Started, as are many similar events worldwide, by local students and now spread to hundreds of thousands of Hong Kong citizens who value their island’s democratic basis, the protests are certainly making everyday life difficult for the city’s large expat community. Few Westerners are seen in the morass of people, but many are forming their own opinions and making them known.

The influence and size of the city’s expat community is a direct result of its status as a former British colony until 1997, when it was handed over to China. A form of democracy was agreed, including a self governing structure and, in the following years, a huge number of expats joined those who’d lived there for decades.

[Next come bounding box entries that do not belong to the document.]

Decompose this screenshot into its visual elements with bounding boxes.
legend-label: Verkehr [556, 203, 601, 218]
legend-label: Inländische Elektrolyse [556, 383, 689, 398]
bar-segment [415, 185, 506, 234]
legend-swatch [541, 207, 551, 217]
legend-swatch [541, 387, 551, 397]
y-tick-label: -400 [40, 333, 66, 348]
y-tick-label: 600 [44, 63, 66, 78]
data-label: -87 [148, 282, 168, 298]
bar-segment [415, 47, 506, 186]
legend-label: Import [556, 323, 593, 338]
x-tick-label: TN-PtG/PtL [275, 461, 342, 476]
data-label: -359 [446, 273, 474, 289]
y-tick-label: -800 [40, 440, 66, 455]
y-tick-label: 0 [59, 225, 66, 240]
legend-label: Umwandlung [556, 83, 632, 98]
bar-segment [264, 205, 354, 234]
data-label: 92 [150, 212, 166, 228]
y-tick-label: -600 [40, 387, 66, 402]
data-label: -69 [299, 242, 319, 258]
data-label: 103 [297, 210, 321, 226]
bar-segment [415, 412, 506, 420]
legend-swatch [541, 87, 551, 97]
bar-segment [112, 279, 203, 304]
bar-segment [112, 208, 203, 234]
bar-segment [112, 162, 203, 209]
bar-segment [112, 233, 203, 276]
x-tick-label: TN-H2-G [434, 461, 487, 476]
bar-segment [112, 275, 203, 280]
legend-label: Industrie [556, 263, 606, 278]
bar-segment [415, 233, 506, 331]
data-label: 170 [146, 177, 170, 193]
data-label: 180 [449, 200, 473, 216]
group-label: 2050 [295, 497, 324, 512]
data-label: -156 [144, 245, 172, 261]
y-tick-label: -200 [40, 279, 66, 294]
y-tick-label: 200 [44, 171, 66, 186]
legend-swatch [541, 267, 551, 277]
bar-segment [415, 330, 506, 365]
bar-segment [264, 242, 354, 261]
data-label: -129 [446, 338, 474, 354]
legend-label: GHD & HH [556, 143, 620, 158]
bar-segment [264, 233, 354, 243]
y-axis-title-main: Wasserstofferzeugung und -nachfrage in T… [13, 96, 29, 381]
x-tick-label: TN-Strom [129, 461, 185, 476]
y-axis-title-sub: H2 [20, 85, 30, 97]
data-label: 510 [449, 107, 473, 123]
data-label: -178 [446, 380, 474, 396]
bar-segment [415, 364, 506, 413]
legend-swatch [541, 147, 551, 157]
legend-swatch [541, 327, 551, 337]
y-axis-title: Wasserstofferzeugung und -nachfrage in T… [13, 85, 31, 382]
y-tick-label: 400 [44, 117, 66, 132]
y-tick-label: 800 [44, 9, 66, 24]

The expat community is now split into two sectors with differing views of the present situation. Newcomers on high salaries intending to stay for two years or so resent the protestors’ interference in their ability to live the good life and add to their bank accounts, whilst long-stay expats with a history in the city are largely in sympathy with the aims of the demonstration.

The Umbrella Movement, as it’s been named, isn’t attracting much support from the UK government, even although the changes mooted by China would destroy Hong Kong’s network of fundamental rights and freedoms. Long-stay expats call the city their home, and are afraid for its future should the movement be put down with violence.

One British investment banker, the son of missionaries, told the media he cares desperately about what may happen in his ‘home town’, referring to it as his childhood conception of England. He’s staying, no matter what, and watches the protestors sleeping on the street in the early hours of the morning with sadness and concern.